Anne of Avonlea - L. M. Montgomery [111]
“No, I can understand that,” said Charlotta. “A wedding ain’t poetry. Why, Miss Shirley, ma’am, you’re crying! What for?”
“Oh, because it’s all so beautiful…and storybookish…and romantic…and sad,” said Anne, winking the tears out of her eyes. “It’s all perfectly lovely…but there’s a little sadness mixed up in it too, somehow.”
“Oh, of course there’s a resk in marrying anybody,” conceded Charlotta the Fourth, “but, when all’s said and done, Miss Shirley, ma’am, there’s many a worse thing than a husband.”
XXIX
Poetry and Prose
FOR THE NEXT month Anne lived in what, for Avonlea, might be called a whirl of excitement. The preparation of her own modest outfit for Redmond was of secondary importance. Miss Lavendar was getting ready to be married and the stone house was the scene of endless consultations and plannings and discussions, with Charlotta the Fourth hovering on the outskirts of things in agitated delight and wonder. Then the dressmaker came, and there was the rapture and wretchedness of choosing fashions and being fitted. Anne and Diana spent half their time at Echo Lodge and there were nights when Anne could not sleep for wondering whether she had done right in advising Miss Lavendar to select brown rather than navy blue for her traveling dress, and to have her gray silk made princess.
Everybody concerned in Miss Lavendar’s story was very happy. Paul Irving rushed to Green Gables to talk the news over with Anne as soon as his father had told him.
“I knew I could trust Father to pick me out a nice little second mother,” he said proudly. “It’s a fine thing to have a Father you can depend on, teacher. I just love Miss Lavendar. Grandma is pleased, too. She says she’s real glad Father didn’t pick out an American for his second wife, because, although it turned out all right the first time, such a thing wouldn’t be likely to happen twice. Mrs. Lynde says she thoroughly approves of the match and thinks its likely Miss Lavendar will give up her queer notions and be like other people, now that she’s going to be married. But I hope she won’t give her queer notions up, teacher, because I like them. And I don’t want her to be like other people. There are too many other people around as it is. You know, teacher.”
Charlotta the Fourth was another radiant person.
“Oh, Miss Shirley, ma’am, it has all turned out so beautiful. When Mr. Irving and Miss Lavendar come back from their tower I’m to go up to Boston and live with them…and me only fifteen, and the other girls never went till they were sixteen. Ain’t Mr. Irving splendid? He just worships the ground she treads on and it makes me feel so queer sometimes to see the look in his eyes when he’s watching her. It beggars description, Miss Shirley, ma’am. I’m awful thankful they’re so fond of each other. It’s the best way, when all’s said and done, though some folks can get along without it. I’ve got an aunt who has been married three times and says she married the first time for love and the last two times for strictly business, and was happy with all three except at the times of the funerals. But I think she took a resk, Miss Shirley, ma’am.”

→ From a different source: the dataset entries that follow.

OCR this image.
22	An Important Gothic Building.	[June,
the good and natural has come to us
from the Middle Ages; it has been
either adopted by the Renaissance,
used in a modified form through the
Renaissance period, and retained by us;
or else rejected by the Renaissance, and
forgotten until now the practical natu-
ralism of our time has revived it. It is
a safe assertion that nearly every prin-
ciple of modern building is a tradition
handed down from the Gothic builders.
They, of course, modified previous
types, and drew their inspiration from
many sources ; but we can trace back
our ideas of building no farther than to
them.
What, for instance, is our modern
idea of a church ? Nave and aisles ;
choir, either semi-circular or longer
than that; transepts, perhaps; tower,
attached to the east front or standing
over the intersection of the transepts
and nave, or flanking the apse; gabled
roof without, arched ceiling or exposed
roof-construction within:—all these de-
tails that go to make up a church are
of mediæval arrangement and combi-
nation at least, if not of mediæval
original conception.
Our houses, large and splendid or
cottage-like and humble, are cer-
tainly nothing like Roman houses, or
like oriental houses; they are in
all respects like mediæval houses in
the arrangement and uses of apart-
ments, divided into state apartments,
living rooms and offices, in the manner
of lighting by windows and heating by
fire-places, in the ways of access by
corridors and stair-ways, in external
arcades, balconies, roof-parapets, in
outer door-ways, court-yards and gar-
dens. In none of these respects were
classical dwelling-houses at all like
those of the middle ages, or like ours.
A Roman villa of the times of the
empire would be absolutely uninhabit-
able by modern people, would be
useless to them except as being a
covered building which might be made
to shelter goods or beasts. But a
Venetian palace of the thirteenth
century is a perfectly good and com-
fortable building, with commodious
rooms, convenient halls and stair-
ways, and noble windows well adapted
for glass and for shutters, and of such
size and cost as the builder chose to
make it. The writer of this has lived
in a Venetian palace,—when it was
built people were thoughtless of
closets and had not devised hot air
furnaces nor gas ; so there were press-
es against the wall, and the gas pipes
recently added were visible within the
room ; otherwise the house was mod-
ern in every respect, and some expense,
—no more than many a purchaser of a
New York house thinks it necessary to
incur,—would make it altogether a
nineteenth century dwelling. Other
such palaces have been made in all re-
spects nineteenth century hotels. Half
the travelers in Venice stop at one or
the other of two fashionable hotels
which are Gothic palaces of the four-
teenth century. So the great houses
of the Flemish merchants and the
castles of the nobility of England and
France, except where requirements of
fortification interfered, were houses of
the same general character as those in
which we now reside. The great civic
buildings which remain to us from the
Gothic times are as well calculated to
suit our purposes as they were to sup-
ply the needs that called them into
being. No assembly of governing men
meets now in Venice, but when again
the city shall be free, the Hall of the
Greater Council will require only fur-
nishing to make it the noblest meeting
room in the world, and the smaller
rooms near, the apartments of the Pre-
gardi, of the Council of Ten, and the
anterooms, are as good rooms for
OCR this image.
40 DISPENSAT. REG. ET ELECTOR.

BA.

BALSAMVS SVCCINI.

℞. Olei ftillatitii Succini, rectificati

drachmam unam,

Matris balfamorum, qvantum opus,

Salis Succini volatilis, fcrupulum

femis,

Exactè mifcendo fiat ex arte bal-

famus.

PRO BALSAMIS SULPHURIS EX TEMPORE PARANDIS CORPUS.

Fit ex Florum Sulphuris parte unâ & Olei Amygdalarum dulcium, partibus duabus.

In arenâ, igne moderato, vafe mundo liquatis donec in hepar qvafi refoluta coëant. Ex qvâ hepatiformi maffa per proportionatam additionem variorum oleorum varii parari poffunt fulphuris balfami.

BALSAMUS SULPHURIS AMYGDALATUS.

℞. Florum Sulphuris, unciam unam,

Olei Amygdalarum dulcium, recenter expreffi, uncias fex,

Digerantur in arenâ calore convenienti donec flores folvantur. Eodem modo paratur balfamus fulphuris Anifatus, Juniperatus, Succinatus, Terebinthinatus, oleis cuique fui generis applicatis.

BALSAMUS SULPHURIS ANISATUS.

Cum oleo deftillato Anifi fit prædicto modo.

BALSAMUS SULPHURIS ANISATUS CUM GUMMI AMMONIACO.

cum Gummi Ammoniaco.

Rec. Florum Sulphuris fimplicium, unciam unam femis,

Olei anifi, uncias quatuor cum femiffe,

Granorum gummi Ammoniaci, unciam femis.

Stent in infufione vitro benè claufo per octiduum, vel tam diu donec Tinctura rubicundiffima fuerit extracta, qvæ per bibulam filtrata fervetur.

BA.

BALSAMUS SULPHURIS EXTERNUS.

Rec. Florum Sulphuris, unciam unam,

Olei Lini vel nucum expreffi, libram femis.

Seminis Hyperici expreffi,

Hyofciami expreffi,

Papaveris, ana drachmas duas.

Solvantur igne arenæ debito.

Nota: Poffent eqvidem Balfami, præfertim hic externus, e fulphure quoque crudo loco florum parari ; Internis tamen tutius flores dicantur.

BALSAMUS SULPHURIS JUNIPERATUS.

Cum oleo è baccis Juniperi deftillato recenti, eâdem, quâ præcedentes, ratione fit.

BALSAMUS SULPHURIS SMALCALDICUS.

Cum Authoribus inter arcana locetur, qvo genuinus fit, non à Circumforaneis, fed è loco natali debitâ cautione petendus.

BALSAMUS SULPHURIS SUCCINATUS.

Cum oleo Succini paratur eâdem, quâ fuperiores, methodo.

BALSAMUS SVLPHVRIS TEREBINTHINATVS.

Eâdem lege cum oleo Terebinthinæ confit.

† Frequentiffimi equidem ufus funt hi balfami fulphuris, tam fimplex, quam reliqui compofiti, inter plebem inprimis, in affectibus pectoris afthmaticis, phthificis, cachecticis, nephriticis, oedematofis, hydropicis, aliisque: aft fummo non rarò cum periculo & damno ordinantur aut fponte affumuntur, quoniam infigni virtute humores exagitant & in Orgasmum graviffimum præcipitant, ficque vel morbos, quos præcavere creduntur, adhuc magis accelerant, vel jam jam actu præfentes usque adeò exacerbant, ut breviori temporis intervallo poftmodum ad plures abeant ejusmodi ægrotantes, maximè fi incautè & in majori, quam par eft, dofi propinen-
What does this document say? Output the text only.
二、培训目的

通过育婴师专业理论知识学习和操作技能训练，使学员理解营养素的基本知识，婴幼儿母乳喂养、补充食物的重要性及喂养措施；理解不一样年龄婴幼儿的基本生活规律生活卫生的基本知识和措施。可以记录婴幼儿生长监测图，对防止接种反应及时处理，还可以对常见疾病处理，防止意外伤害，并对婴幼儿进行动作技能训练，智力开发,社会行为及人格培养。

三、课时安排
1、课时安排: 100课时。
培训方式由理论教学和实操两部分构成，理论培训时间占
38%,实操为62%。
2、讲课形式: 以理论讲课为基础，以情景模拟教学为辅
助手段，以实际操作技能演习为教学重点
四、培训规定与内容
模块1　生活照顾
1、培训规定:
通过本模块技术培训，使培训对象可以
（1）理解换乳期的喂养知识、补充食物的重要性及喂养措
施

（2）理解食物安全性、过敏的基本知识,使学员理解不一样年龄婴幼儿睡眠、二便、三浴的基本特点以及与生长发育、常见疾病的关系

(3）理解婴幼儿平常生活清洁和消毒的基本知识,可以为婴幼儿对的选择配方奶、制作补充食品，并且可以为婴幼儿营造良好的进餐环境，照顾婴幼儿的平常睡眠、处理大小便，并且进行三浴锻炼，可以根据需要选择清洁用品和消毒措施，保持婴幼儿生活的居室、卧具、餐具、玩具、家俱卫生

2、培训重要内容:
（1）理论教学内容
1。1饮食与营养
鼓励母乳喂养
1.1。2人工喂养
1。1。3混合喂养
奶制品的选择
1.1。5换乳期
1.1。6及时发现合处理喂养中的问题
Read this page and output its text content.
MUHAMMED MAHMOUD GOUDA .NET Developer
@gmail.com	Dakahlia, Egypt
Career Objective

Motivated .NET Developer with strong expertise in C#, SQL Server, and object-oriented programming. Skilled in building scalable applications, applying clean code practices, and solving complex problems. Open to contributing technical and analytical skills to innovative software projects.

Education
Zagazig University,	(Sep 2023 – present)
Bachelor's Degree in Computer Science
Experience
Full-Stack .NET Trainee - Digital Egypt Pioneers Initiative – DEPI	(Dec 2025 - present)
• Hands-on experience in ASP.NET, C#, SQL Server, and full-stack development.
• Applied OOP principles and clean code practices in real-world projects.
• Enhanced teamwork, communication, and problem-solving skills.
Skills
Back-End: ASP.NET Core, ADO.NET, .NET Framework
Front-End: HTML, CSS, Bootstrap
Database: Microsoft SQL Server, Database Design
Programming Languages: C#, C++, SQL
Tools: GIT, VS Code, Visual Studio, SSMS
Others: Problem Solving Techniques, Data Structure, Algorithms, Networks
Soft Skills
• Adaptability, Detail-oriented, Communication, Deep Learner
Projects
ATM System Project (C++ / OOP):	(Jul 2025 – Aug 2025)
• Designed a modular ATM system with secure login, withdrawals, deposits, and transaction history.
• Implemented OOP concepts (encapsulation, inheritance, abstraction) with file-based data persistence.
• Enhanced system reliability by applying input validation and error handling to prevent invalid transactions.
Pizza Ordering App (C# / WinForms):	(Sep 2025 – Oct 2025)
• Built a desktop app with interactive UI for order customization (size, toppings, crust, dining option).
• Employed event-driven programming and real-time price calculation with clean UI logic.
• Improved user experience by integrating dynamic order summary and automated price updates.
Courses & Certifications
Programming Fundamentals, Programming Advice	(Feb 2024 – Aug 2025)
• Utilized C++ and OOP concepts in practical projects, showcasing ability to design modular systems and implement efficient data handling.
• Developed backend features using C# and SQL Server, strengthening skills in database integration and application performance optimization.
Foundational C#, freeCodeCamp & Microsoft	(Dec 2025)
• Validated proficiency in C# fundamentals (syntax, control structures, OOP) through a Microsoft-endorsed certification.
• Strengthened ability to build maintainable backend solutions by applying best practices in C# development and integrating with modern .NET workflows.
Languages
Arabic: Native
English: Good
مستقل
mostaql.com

“Oh, it’s all so romantic,” breathed Anne to Marilla that night. “If I hadn’t taken the wrong path that day we went to Mr. Kimball’s I’d never have known Miss Lavendar; and if I hadn’t met her I’d never have taken Paul there…and he’d never have written to his father about visiting Miss Lavendar just as Mr. Irving was starting for San Francisco. Mr. Irving says whenever he got that letter he made up his mind to send his partner to San Francisco and come here instead. He hadn’t heard anything of Miss Lavendar for fifteen years. Somebody had told him then that she was to be married and he thought she was and never asked anybody anything about her. And now everything has come right. And I had a hand in bringing it about. Perhaps, as Mrs. Lynde says, everything is foreordained and it was bound to happen anyway. But even so, it’s nice to think one was an instrument used by predestination.